Ci regala qualche suggestione legata a Torino?
«Preferisco andare dritto a Carmagnola. Quel che ho appena detto circa il mio caso ricorda la vicenda del Conte di Carmagnola della tragedia manzoniana. Un grande condottiero, adulato da coloro che in seguito lo screditeranno e manderanno a morte. Mi ci riconosco, con la differenza che io sono ancora vivo e sul palco mi trasformerò nel Conte».
La precede di qualche sera Michele Bravi, tra i tanti che lei portò al successo a X Factor: siete rimasti in contatto?

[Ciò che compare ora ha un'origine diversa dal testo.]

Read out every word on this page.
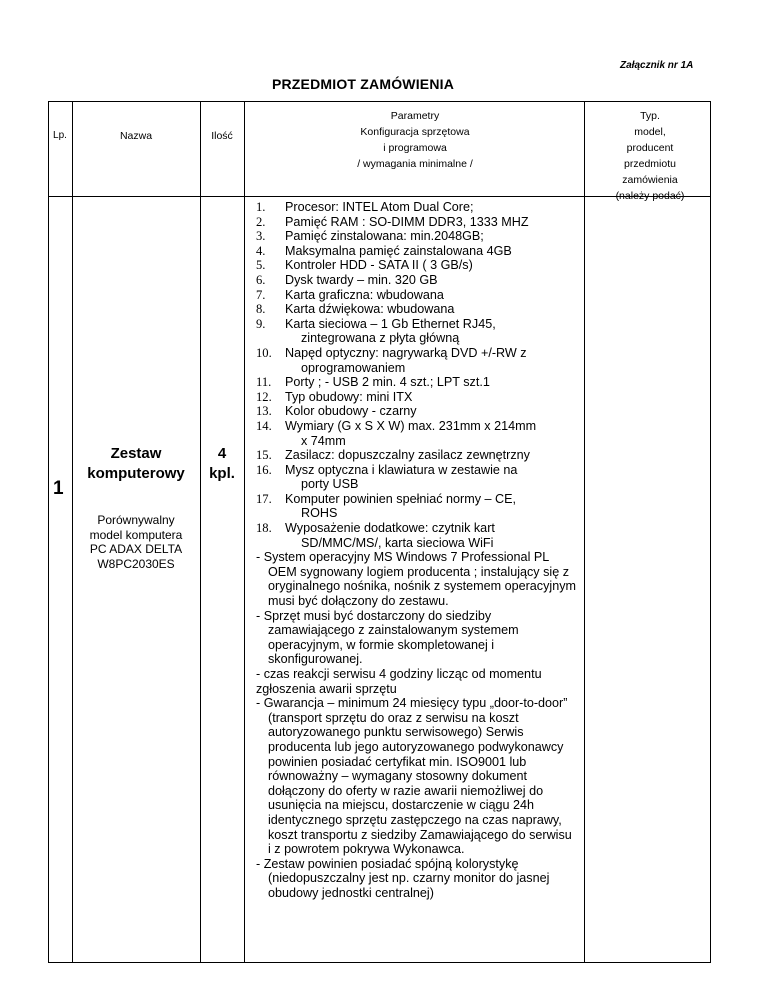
Załącznik nr 1A
PRZEDMIOT ZAMÓWIENIA
Lp.	Nazwa	Ilość
Parametry
Konfiguracja sprzętowa
i programowa
/ wymagania minimalne /
Typ.
model,
producent
przedmiotu
zamówienia
(należy podać)
1
Zestaw
komputerowy
Porównywalny
model komputera
PC ADAX DELTA
W8PC2030ES
4
kpl.
1. Procesor: INTEL Atom Dual Core;
2. Pamięć RAM : SO-DIMM DDR3, 1333 MHZ
3. Pamięć zinstalowana: min.2048GB;
4. Maksymalna pamięć zainstalowana 4GB
5. Kontroler HDD - SATA II ( 3 GB/s)
6. Dysk twardy – min. 320 GB
7. Karta graficzna: wbudowana
8. Karta dźwiękowa: wbudowana
9. Karta sieciowa – 1 Gb Ethernet RJ45,
zintegrowana z płyta główną
10. Napęd optyczny: nagrywarką DVD +/-RW z
oprogramowaniem
11. Porty ; - USB 2 min. 4 szt.; LPT szt.1
12. Typ obudowy: mini ITX
13. Kolor obudowy - czarny
14. Wymiary (G x S X W) max. 231mm x 214mm
x 74mm
15. Zasilacz: dopuszczalny zasilacz zewnętrzny
16. Mysz optyczna i klawiatura w zestawie na
porty USB
17. Komputer powinien spełniać normy – CE,
ROHS
18. Wyposażenie dodatkowe: czytnik kart
SD/MMC/MS/, karta sieciowa WiFi

- System operacyjny MS Windows 7 Professional PL OEM sygnowany logiem producenta ; instalujący się z oryginalnego nośnika, nośnik z systemem operacyjnym musi być dołączony do zestawu.

- Sprzęt musi być dostarczony do siedziby zamawiającego z zainstalowanym systemem operacyjnym, w formie skompletowanej i skonfigurowanej.

- czas reakcji serwisu 4 godziny licząc od momentu zgłoszenia awarii sprzętu

- Gwarancja – minimum 24 miesięcy typu „door-to-door” (transport sprzętu do oraz z serwisu na koszt autoryzowanego punktu serwisowego) Serwis producenta lub jego autoryzowanego podwykonawcy powinien posiadać certyfikat min. ISO9001 lub równoważny – wymagany stosowny dokument dołączony do oferty w razie awarii niemożliwej do usunięcia na miejscu, dostarczenie w ciągu 24h identycznego sprzętu zastępczego na czas naprawy, koszt transportu z siedziby Zamawiającego do serwisu i z powrotem pokrywa Wykonawca.

- Zestaw powinien posiadać spójną kolorystykę (niedopuszczalny jest np. czarny monitor do jasnej obudowy jednostki centralnej)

«Michele è un bravissimo ragazzo, con lui lavorai benissimo e in seguito è ulteriormente cresciuto anche attraverso esperienze dolorose. Ho percepito la sua piena maturazione a Sanremo, quando ha interpretato “Io vorrei… non vorrei… ma se vuoi” di Battisti. Ci siamo risentiti, abbiamo ristabilito il contatto».
A proposito di X Factor, di cui è recordman mondiale di artisti portati alla vittoria, i talent sono ancora attuali o devono ripensarsi?
«Un talent è un format, un telaio di per sé neutro. Conta quel che ci metti dentro, come per la forma canzone o per la forma romanzo. Da parte mia ho sempre cercato di metterci la buona musica assoluta, libera da ragionamenti di brand o di target. Per questo mi battei a favore dell’introduzione del brano inedito, la svolta che permise a chi usciva da lì di costruirsi una vera carriera anziché sparire subito».